POLITICISATION of the disaster has not necessarily come from the affected communities, Mr Ribton says; and parents, like everyone else, are still in shock.
“The general narrative is probably that if the result of this fire means that people live in better-quality housing; that this completely disgraceful juxtaposition of wealth against poverty, that gap, is considered; and that schools think about child mental health a lot more, then, although it is very early to talk about positive outcomes, at least there is some legacy which is positive.”
None the less, even when the wreckage of Grenfell Tower is eventually covered and demolished, its absence will leave a “deep scar” in Kensington, he says. “The tower is a brutally stark monument to everything that is wrong with society — that people should live like that, and that in the modern era a building can burn as violently as it did, in such a destructive way.”
But the motto of Kensington Aldridge is “Intrepidus”, and Burlington Danes holds to the same principle of fearlessness in adversity, Mr Ribton says.
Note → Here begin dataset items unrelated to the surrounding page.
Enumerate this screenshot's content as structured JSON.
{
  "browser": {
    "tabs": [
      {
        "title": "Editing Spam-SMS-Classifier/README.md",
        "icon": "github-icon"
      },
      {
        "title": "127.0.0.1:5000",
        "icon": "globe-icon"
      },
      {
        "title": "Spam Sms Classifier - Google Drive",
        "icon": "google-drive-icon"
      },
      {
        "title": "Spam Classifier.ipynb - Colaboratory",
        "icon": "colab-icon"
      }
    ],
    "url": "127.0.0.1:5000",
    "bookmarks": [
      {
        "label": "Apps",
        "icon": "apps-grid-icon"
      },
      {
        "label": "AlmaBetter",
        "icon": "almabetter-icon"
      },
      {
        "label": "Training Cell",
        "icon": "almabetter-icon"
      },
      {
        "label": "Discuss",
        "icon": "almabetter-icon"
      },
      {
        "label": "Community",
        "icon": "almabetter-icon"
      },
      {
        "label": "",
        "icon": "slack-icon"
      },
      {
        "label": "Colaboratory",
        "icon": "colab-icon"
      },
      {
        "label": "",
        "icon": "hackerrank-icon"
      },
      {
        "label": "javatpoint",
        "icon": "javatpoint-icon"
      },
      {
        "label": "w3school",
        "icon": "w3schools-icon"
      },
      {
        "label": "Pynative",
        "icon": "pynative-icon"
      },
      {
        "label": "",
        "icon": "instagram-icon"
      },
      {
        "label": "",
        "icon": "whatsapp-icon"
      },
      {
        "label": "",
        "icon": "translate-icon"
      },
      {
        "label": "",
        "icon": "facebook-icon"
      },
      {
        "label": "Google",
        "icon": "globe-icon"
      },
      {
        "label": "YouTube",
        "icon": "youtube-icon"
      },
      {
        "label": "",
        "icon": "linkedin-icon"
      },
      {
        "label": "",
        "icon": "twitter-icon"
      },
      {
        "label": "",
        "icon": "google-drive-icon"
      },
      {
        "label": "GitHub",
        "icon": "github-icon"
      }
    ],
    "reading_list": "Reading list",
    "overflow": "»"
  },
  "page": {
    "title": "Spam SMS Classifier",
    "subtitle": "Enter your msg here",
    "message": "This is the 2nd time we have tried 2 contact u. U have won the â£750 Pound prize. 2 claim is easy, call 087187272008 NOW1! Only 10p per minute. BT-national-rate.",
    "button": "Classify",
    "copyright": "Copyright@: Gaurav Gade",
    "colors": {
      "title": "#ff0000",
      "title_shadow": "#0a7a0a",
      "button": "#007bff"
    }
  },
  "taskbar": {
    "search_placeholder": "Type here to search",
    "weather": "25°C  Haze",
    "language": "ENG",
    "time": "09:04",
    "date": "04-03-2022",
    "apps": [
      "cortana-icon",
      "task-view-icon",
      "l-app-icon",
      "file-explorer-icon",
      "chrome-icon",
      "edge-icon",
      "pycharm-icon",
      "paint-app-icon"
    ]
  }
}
“It is a very strong team of staff: the senior leadership team are great, and everyone is on board what we are trying to do for our pupils. Adopting Kensington Aldridge pupils is a natural extension of this — and they could easily be our pupils. The diverse demographic is virtually identical.”
Besides adopting Kensington Aldridge for the next academic year, Burlington Danes has also hosted a summer school on the site, run by a training initiative for young people, Future Foundations.
“I think it will be very positive,” Mr Ribton says. He acknowledges the challenge of having about two weeks to get the school ready for the new year. “We will rise to it, as we have done before.”